從安寨出來,滿桂和劉玉栓沒有停留,他們緊趕慢趕,要是祖大壽已經襲取了子長,他們可就白來了。
但滿桂再著急,也不能迫著士兵在夜晚趕路。山路太崎嶇,連向導都說,夜晚行路太危險,就是本地人,夜晚也不會行路。
山裏說黑就黑,士兵們點起篝火,尋找避風和稍微平整些的地方,搭起軍用帳篷,然後三五成群圍坐在一起,就著篝火,喝涼水啃幹糧。
劉玉閂親自巡視一番,這才來到滿桂的篝火邊:“滿將軍,士兵連續行路、作戰,太辛苦了,我已經安排好了崗哨,讓其餘的士兵早點休息吧!”
“這就算辛苦了?”滿桂的嘴裏還是幹糧,不能張得太大,“想我在遼東的時候,士兵麵對建奴的攻城,能連續七日不眠不休,渴了,吃點冰塊,餓了,啃幾口落餅,困了,靠著城牆打會盹。”
“滿將軍,都說建奴凶殘得如同禽獸,他們會把漢人煮了吃,是真的嗎?”劉玉閂在滿桂的身邊坐下來,歪著臉問。
“建奴?”滿桂的眼睛空洞起來,魂魄似乎遊離出去,重新回到遼東,“會不會把人煮了吃,這倒沒聽說過,但他們的凶殘,卻不是你能想象的。”
“滿將軍,那建奴是人嗎?”劉玉閂沒有去過遼東,無論如何,想象不出建奴的樣子。
“咋不是人?他們一樣怕痛,一樣會死,流出的血一樣是紅色的。”滿桂在沉浸在遼東的回憶中。

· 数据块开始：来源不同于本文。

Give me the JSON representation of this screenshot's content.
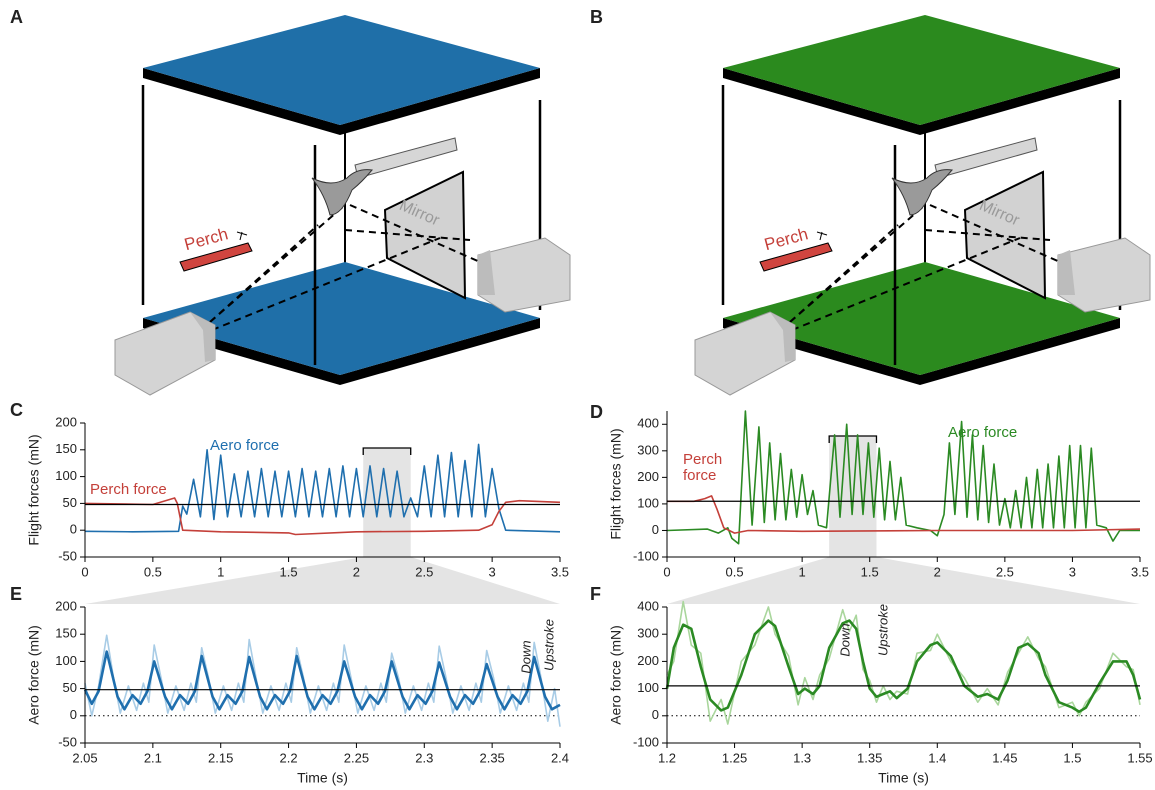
{
  "diagrams": [
    {
      "panel": "A",
      "perch": "Perch",
      "mirror": "Mirror"
    },
    {
      "panel": "B",
      "perch": "Perch",
      "mirror": "Mirror"
    }
  ],
  "chart_data": [
    {
      "type": "line",
      "panel": "C",
      "ylabel": "Flight forces (mN)",
      "xlim": [
        0,
        3.5
      ],
      "xticks": [
        0,
        0.5,
        1,
        1.5,
        2,
        2.5,
        3,
        3.5
      ],
      "ylim": [
        -50,
        200
      ],
      "yticks": [
        -50,
        0,
        50,
        100,
        150,
        200
      ],
      "reference_line": 48,
      "highlight": [
        2.05,
        2.4
      ],
      "series": [
        {
          "name": "Aero force",
          "color": "#1f6fae",
          "x": [
            0,
            0.35,
            0.69,
            0.72,
            0.75,
            0.8,
            0.85,
            0.9,
            0.95,
            1.0,
            1.05,
            1.1,
            1.15,
            1.2,
            1.25,
            1.3,
            1.35,
            1.4,
            1.45,
            1.5,
            1.55,
            1.6,
            1.65,
            1.7,
            1.75,
            1.8,
            1.85,
            1.9,
            1.95,
            2.0,
            2.05,
            2.1,
            2.15,
            2.2,
            2.25,
            2.3,
            2.35,
            2.4,
            2.45,
            2.5,
            2.55,
            2.6,
            2.65,
            2.7,
            2.75,
            2.8,
            2.85,
            2.9,
            2.95,
            3.0,
            3.05,
            3.1,
            3.5
          ],
          "values": [
            -2,
            -3,
            -2,
            45,
            30,
            95,
            25,
            150,
            20,
            140,
            25,
            105,
            25,
            110,
            25,
            115,
            25,
            110,
            25,
            110,
            25,
            115,
            25,
            110,
            25,
            115,
            25,
            120,
            25,
            115,
            25,
            120,
            25,
            115,
            25,
            110,
            25,
            60,
            25,
            120,
            25,
            140,
            25,
            145,
            25,
            130,
            25,
            160,
            25,
            115,
            40,
            0,
            -3
          ]
        },
        {
          "name": "Perch force",
          "color": "#c4403a",
          "x": [
            0,
            0.5,
            0.66,
            0.68,
            0.72,
            1.0,
            1.5,
            1.55,
            2.0,
            2.5,
            2.9,
            3.0,
            3.05,
            3.1,
            3.2,
            3.5
          ],
          "values": [
            50,
            48,
            60,
            50,
            0,
            -3,
            -5,
            -8,
            -3,
            -2,
            0,
            10,
            35,
            52,
            55,
            52
          ]
        }
      ]
    },
    {
      "type": "line",
      "panel": "D",
      "ylabel": "Flight forces (mN)",
      "xlim": [
        0,
        3.5
      ],
      "xticks": [
        0,
        0.5,
        1,
        1.5,
        2,
        2.5,
        3,
        3.5
      ],
      "ylim": [
        -100,
        450
      ],
      "yticks": [
        -100,
        0,
        100,
        200,
        300,
        400
      ],
      "reference_line": 110,
      "highlight": [
        1.2,
        1.55
      ],
      "series": [
        {
          "name": "Aero force",
          "color": "#2b8a23",
          "x": [
            0,
            0.3,
            0.38,
            0.45,
            0.48,
            0.53,
            0.58,
            0.63,
            0.68,
            0.72,
            0.76,
            0.8,
            0.84,
            0.88,
            0.92,
            0.96,
            1.0,
            1.04,
            1.08,
            1.12,
            1.18,
            1.24,
            1.28,
            1.33,
            1.37,
            1.41,
            1.45,
            1.49,
            1.53,
            1.57,
            1.61,
            1.65,
            1.69,
            1.73,
            1.77,
            1.85,
            1.95,
            2.0,
            2.05,
            2.09,
            2.13,
            2.18,
            2.22,
            2.26,
            2.3,
            2.34,
            2.38,
            2.42,
            2.46,
            2.5,
            2.54,
            2.58,
            2.62,
            2.66,
            2.7,
            2.74,
            2.78,
            2.82,
            2.86,
            2.9,
            2.94,
            2.98,
            3.02,
            3.06,
            3.1,
            3.14,
            3.18,
            3.25,
            3.3,
            3.35,
            3.5
          ],
          "values": [
            0,
            5,
            -10,
            10,
            -30,
            -50,
            450,
            20,
            390,
            30,
            330,
            40,
            290,
            40,
            230,
            50,
            210,
            60,
            150,
            20,
            10,
            360,
            50,
            400,
            60,
            360,
            60,
            330,
            50,
            310,
            40,
            260,
            40,
            200,
            20,
            10,
            0,
            -20,
            60,
            330,
            60,
            410,
            50,
            360,
            40,
            320,
            30,
            250,
            20,
            120,
            10,
            150,
            10,
            200,
            10,
            230,
            10,
            250,
            10,
            280,
            10,
            320,
            10,
            320,
            10,
            310,
            20,
            10,
            -40,
            0,
            0
          ]
        },
        {
          "name": "Perch force",
          "color": "#c4403a",
          "x": [
            0,
            0.2,
            0.28,
            0.33,
            0.37,
            0.42,
            0.5,
            0.6,
            1.0,
            2.0,
            3.0,
            3.5
          ],
          "values": [
            110,
            110,
            120,
            130,
            80,
            10,
            -10,
            0,
            -3,
            0,
            0,
            5
          ]
        }
      ]
    },
    {
      "type": "line",
      "panel": "E",
      "xlabel": "Time (s)",
      "ylabel": "Aero force (mN)",
      "xlim": [
        2.05,
        2.4
      ],
      "xticks": [
        2.05,
        2.1,
        2.15,
        2.2,
        2.25,
        2.3,
        2.35,
        2.4
      ],
      "ylim": [
        -50,
        200
      ],
      "yticks": [
        -50,
        0,
        50,
        100,
        150,
        200
      ],
      "reference_line": 48,
      "dotted_line": 0,
      "annotations": [
        "Down",
        "Upstroke"
      ],
      "series": [
        {
          "color": "#a8cce6",
          "x": [
            2.05,
            2.055,
            2.06,
            2.066,
            2.071,
            2.076,
            2.082,
            2.088,
            2.093,
            2.097,
            2.101,
            2.106,
            2.111,
            2.117,
            2.123,
            2.128,
            2.132,
            2.136,
            2.141,
            2.146,
            2.152,
            2.158,
            2.163,
            2.167,
            2.171,
            2.176,
            2.181,
            2.187,
            2.193,
            2.198,
            2.202,
            2.206,
            2.211,
            2.216,
            2.222,
            2.228,
            2.233,
            2.237,
            2.241,
            2.246,
            2.251,
            2.257,
            2.263,
            2.268,
            2.272,
            2.276,
            2.281,
            2.286,
            2.292,
            2.298,
            2.303,
            2.307,
            2.311,
            2.316,
            2.321,
            2.327,
            2.333,
            2.338,
            2.342,
            2.346,
            2.351,
            2.356,
            2.362,
            2.368,
            2.373,
            2.377,
            2.381,
            2.386,
            2.391,
            2.396,
            2.4
          ],
          "values": [
            60,
            0,
            55,
            148,
            70,
            5,
            55,
            10,
            60,
            25,
            130,
            70,
            5,
            55,
            10,
            60,
            25,
            125,
            70,
            5,
            55,
            10,
            60,
            25,
            140,
            70,
            5,
            55,
            10,
            60,
            25,
            125,
            70,
            5,
            55,
            10,
            60,
            25,
            130,
            70,
            5,
            55,
            10,
            60,
            25,
            115,
            70,
            5,
            55,
            10,
            60,
            25,
            128,
            70,
            5,
            55,
            10,
            60,
            25,
            120,
            70,
            5,
            55,
            10,
            60,
            25,
            135,
            70,
            -10,
            50,
            -20
          ]
        },
        {
          "color": "#1f6fae",
          "x": [
            2.05,
            2.055,
            2.06,
            2.066,
            2.074,
            2.079,
            2.085,
            2.091,
            2.096,
            2.101,
            2.109,
            2.114,
            2.12,
            2.126,
            2.131,
            2.136,
            2.144,
            2.149,
            2.155,
            2.161,
            2.166,
            2.171,
            2.179,
            2.184,
            2.19,
            2.196,
            2.201,
            2.206,
            2.214,
            2.219,
            2.225,
            2.231,
            2.236,
            2.241,
            2.249,
            2.254,
            2.26,
            2.266,
            2.271,
            2.276,
            2.284,
            2.289,
            2.295,
            2.301,
            2.306,
            2.311,
            2.319,
            2.324,
            2.33,
            2.336,
            2.341,
            2.346,
            2.354,
            2.359,
            2.365,
            2.371,
            2.376,
            2.381,
            2.389,
            2.394,
            2.4
          ],
          "values": [
            48,
            22,
            45,
            118,
            35,
            12,
            38,
            22,
            45,
            100,
            35,
            12,
            38,
            22,
            45,
            110,
            35,
            12,
            38,
            22,
            45,
            108,
            35,
            12,
            38,
            22,
            45,
            110,
            35,
            12,
            38,
            22,
            45,
            100,
            35,
            12,
            38,
            22,
            45,
            100,
            35,
            12,
            38,
            22,
            45,
            98,
            35,
            12,
            38,
            22,
            45,
            95,
            35,
            12,
            38,
            22,
            45,
            108,
            35,
            12,
            20
          ]
        }
      ]
    },
    {
      "type": "line",
      "panel": "F",
      "xlabel": "Time (s)",
      "ylabel": "Aero force (mN)",
      "xlim": [
        1.2,
        1.55
      ],
      "xticks": [
        1.2,
        1.25,
        1.3,
        1.35,
        1.4,
        1.45,
        1.5,
        1.55
      ],
      "ylim": [
        -100,
        400
      ],
      "yticks": [
        -100,
        0,
        100,
        200,
        300,
        400
      ],
      "reference_line": 110,
      "dotted_line": 0,
      "annotations": [
        "Down",
        "Upstroke"
      ],
      "series": [
        {
          "color": "#a9d69c",
          "x": [
            1.2,
            1.205,
            1.212,
            1.218,
            1.225,
            1.232,
            1.24,
            1.245,
            1.255,
            1.265,
            1.275,
            1.28,
            1.29,
            1.297,
            1.302,
            1.308,
            1.313,
            1.32,
            1.33,
            1.335,
            1.34,
            1.345,
            1.35,
            1.355,
            1.36,
            1.365,
            1.37,
            1.378,
            1.385,
            1.395,
            1.4,
            1.41,
            1.42,
            1.43,
            1.437,
            1.445,
            1.452,
            1.46,
            1.467,
            1.475,
            1.48,
            1.49,
            1.5,
            1.505,
            1.51,
            1.52,
            1.53,
            1.54,
            1.545,
            1.55
          ],
          "values": [
            150,
            200,
            420,
            260,
            230,
            -20,
            60,
            -30,
            200,
            260,
            400,
            300,
            220,
            40,
            140,
            60,
            150,
            210,
            390,
            310,
            370,
            170,
            130,
            50,
            110,
            60,
            90,
            80,
            230,
            240,
            300,
            200,
            140,
            50,
            100,
            40,
            160,
            230,
            290,
            210,
            180,
            30,
            50,
            0,
            50,
            100,
            230,
            180,
            170,
            40
          ]
        },
        {
          "color": "#2b8a23",
          "x": [
            1.2,
            1.205,
            1.212,
            1.218,
            1.225,
            1.232,
            1.24,
            1.245,
            1.255,
            1.265,
            1.275,
            1.28,
            1.29,
            1.297,
            1.302,
            1.308,
            1.313,
            1.32,
            1.33,
            1.335,
            1.34,
            1.345,
            1.35,
            1.355,
            1.36,
            1.365,
            1.37,
            1.378,
            1.385,
            1.395,
            1.4,
            1.41,
            1.42,
            1.43,
            1.437,
            1.445,
            1.452,
            1.46,
            1.467,
            1.475,
            1.48,
            1.49,
            1.5,
            1.505,
            1.51,
            1.52,
            1.53,
            1.54,
            1.545,
            1.55
          ],
          "values": [
            100,
            250,
            335,
            320,
            180,
            60,
            20,
            30,
            150,
            300,
            350,
            330,
            180,
            80,
            100,
            80,
            110,
            250,
            340,
            350,
            320,
            200,
            100,
            70,
            80,
            90,
            65,
            100,
            200,
            260,
            270,
            220,
            110,
            70,
            80,
            60,
            130,
            250,
            265,
            230,
            150,
            50,
            30,
            15,
            30,
            120,
            200,
            200,
            150,
            60
          ]
        }
      ]
    }
  ]
}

劉玉栓更加好奇了:“滿將軍,你說,要是四武營遇到建奴,我們打得贏嗎?”
“難說,要是在野外和建奴相遇,四武營可能處於下風,建奴的騎射技術的確厲害。”滿桂和建奴打過多次仗,對建奴的戰鬥力還是很推崇的。
“滿將軍,遼東軍能和建奴打個平手,那遼東軍不是很厲害嗎?”
“遼東軍的確有最強的戰鬥力——也說不定,四武營在殿下的調教下,已經很不錯了。”滿桂本來對遼東軍推崇備至,但他現在發現,四武營也是攻無不克,雖然他的對手是些豆腐軍。
“是呀,滿將軍,四武營現在的戰鬥力也很強大。”劉玉閂親身經曆了四武營的變化,打起仗來,一直順風順水。
“可是遼東,不知道現在怎麽樣了。”滿桂幽幽地說,遼東是他倒下的地方,也是最有激情的地方。“閂子,還是讓士兵們早點睡吧!明天還要趕路。”
“是,滿將軍,我這就知會他們。”劉玉閂起身離開了,滿桂也回到帳篷睡覺。
劉玉閂的騎兵又跑了半天,午後,他們來到子長縣城。
祖大壽正焦急地南城外徘徊,城內匪兵堅守不出,他又沒有多少攻城的器械,隻好幹著急。他已經命令耀武營攻打了兩次,都是因為沒有器械,士兵傷了不少,城牆卻無法靠近。
這就像是在遼東的攻防戰,不過那時他是守軍,建奴是進攻的一方,而現在,他則變成了進攻的一方,匪兵在守城。雖然子長縣隻是一座小小的縣城,但真要要拿下來,傷亡的士兵恐怕不在少數。